Last week, the MaRS Future of Energy summit took on a big challenge: how do we position Ontario to have a shot at global leadership in the emerging smart grid market? The world will spend trillions over the next couple of decades on smart energy networking, sensors, communications, energy storage, automated demand response, self-healing grids, and so on. We’ve got a strong networking history and talent. Now we need to work with Ontario’s regulators, utilities and large corporations to leverage our grid as an asset. If we do it right, we’ll soon be selling smart grid technology into an enormous global market.
The Ontario Green Energy and Green Economy Act can turbo-charge our chances of success in the export market.
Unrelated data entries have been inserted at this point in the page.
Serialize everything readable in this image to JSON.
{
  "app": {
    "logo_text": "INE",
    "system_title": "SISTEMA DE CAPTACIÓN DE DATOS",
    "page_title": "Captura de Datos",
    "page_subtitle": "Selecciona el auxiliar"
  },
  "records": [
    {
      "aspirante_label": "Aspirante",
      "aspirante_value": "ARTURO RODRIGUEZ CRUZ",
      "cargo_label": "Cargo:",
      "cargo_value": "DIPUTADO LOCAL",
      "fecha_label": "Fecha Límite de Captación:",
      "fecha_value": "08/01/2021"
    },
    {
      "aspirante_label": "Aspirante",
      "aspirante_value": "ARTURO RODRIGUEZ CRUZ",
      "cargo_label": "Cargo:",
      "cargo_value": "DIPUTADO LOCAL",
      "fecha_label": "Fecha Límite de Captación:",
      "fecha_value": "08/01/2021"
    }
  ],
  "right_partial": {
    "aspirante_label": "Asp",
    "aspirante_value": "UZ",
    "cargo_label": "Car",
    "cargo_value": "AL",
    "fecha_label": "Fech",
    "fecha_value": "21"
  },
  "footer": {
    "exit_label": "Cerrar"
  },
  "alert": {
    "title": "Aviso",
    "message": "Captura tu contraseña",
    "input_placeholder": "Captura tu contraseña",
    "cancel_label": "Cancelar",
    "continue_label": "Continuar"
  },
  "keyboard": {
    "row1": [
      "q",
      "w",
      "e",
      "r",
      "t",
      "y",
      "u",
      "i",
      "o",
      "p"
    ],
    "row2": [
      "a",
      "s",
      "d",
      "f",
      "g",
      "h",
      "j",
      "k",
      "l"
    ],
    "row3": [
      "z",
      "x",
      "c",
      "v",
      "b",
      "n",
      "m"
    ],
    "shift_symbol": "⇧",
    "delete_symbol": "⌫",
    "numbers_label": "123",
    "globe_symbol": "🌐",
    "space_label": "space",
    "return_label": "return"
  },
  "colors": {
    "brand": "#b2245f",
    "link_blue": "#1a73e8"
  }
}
It’s put lots of wind and solar power on the grid, which some don’t like – it can make the grid unstable and is a pain to manage. But good engineers are paid to avoid that instability! And that’s precisely where the opportunity lies. We can view these hot spots as problems to solve, and use our solutions to refine the expertise and technology that we’ll soon be exporting to the rest of the world.
But we don’t just need new technology: regulatory and financial innovations are also part of the puzzle, and were a big part of the discussion last week. How do we build a rational market that encourages the adoption of new technology, protects the rate payer and brings stability to a changing grid?
Everyone in the room could sense the momentum. We’ve got great up-and-comers in storage (Hydrostor, Temporal Power, Electrovaya), home energy networking (MMB Networks), grid networks (ENBALA), electricity-to-gas plays (Hydrogenics), and more. The large corporations, utilities and regulators were also at the table and really rolled up their sleeves last week: Enbridge, Hydro One, Siemens, GE, the Ontario Energy Board, Toronto Hydro, and more. The Ontario government showed their support with Smart Grid Fund announcements, and upped the ante by tasking MaRS with building a Clean Energy Institute to keep the work going.
Opening our grid to clean energy was a risk. Opening it further to innovation is another. But it’s a risk we need to take, and MaRS is taking the lead on making sure that all the stakeholders are heard.